The Materiality of Hell April 16, 2015

As recorded in the supplement to the Summa, Thomas Aquinas teaches that the damned will rise again with bodies and will be tormented in hell corporeally.

This leaves open questions about the materiality of the various biblical descriptions of those torments, and in question 97 of the supplement, Thomas addresses those.

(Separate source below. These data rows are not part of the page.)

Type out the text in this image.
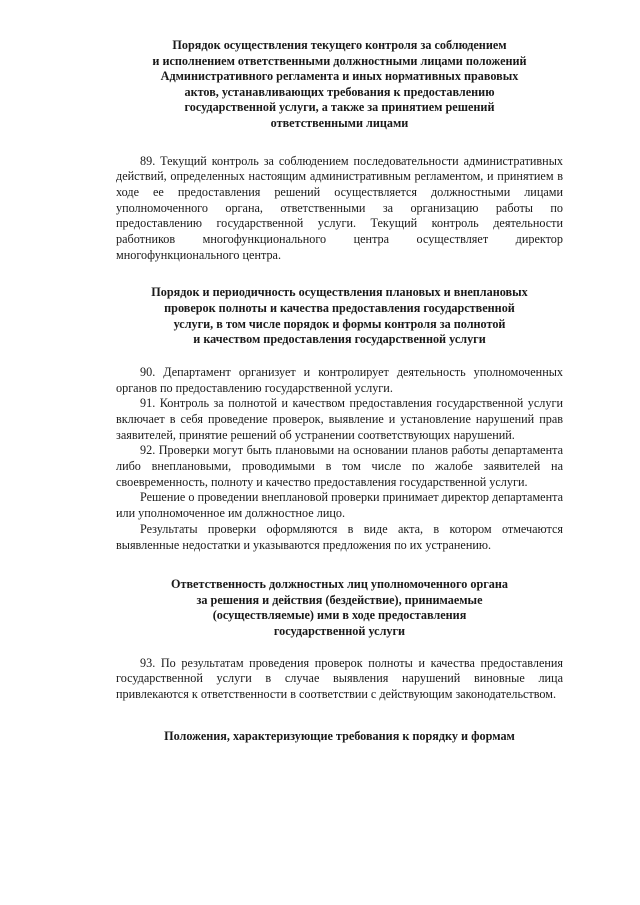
Порядок осуществления текущего контроля за соблюдением
и исполнением ответственными должностными лицами положений
Административного регламента и иных нормативных правовых
актов, устанавливающих требования к предоставлению
государственной услуги, а также за принятием решений
ответственными лицами

89. Текущий контроль за соблюдением последовательности административных действий, определенных настоящим административным регламентом, и принятием в ходе ее предоставления решений осуществляется должностными лицами уполномоченного органа, ответственными за организацию работы по предоставлению государственной услуги. Текущий контроль деятельности работников многофункционального центра осуществляет директор многофункционального центра.

Порядок и периодичность осуществления плановых и внеплановых
проверок полноты и качества предоставления государственной
услуги, в том числе порядок и формы контроля за полнотой
и качеством предоставления государственной услуги

90. Департамент организует и контролирует деятельность уполномоченных органов по предоставлению государственной услуги.

91. Контроль за полнотой и качеством предоставления государственной услуги включает в себя проведение проверок, выявление и установление нарушений прав заявителей, принятие решений об устранении соответствующих нарушений.

92. Проверки могут быть плановыми на основании планов работы департамента либо внеплановыми, проводимыми в том числе по жалобе заявителей на своевременность, полноту и качество предоставления государственной услуги.

Решение о проведении внеплановой проверки принимает директор департамента или уполномоченное им должностное лицо.

Результаты проверки оформляются в виде акта, в котором отмечаются выявленные недостатки и указываются предложения по их устранению.

Ответственность должностных лиц уполномоченного органа
за решения и действия (бездействие), принимаемые
(осуществляемые) ими в ходе предоставления
государственной услуги

93. По результатам проведения проверок полноты и качества предоставления государственной услуги в случае выявления нарушений виновные лица привлекаются к ответственности в соответствии с действующим законодательством.

Положения, характеризующие требования к порядку и формам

Jesus refers to a “worm that dies not” when talking about the damned, and Thomas wonders whether these are corporeal worms. His answer is that the worm is metaphorical. This is because “no animal or mixed body will remain in the renewed world except only the body of man, because the former are not directed to incorruption. Since no corporeal worms will exist, the worm must be a metaphor of something spiritual, which Thomas identifies as “remorse of conscience, which is called a worm because it originates from the corruption of sin, and torments the soul, as a corporeal worm born of corruption torments by gnawing” (article 2).

Jesus says there will be weeping in hell, and Thomas wonders whether this is corporeal. The answer is again No, since weeping would deplete the body and nothing could be restored to the bodies of the damned by food and drink. “Everything finite is consumed if something is continually taken from it.” Though there will be no physical tears, the damned will experience the “commotion and disturbance of the head and eyes” that is associated with weeping: “for the bodies of the damned will be tormented not only from without, but also from within, according as the body is affected at the instance of the soul’s passion towards good or evil” (article 3).

The argument moves in the other direction with regard to fire, which Thomas takes as corporeal. After a long discussion of Avicenna’s view that souls cannot be tormented with corporeal fire, he concludes that “whatever we may say of the fire that torments the separated souls, we must admit that the fire which will torment the bodies of the damned after the resurrection is corporeal, since one cannot fittingly apply a punishment to a body unless that punishment itself be bodily” (article 5). It is, in fact, the “same species as every other fire” (article 6).

For Thomas, hell is a complex of corporeal and spiritual torments, suitable to the enfleshed souls that are sent there.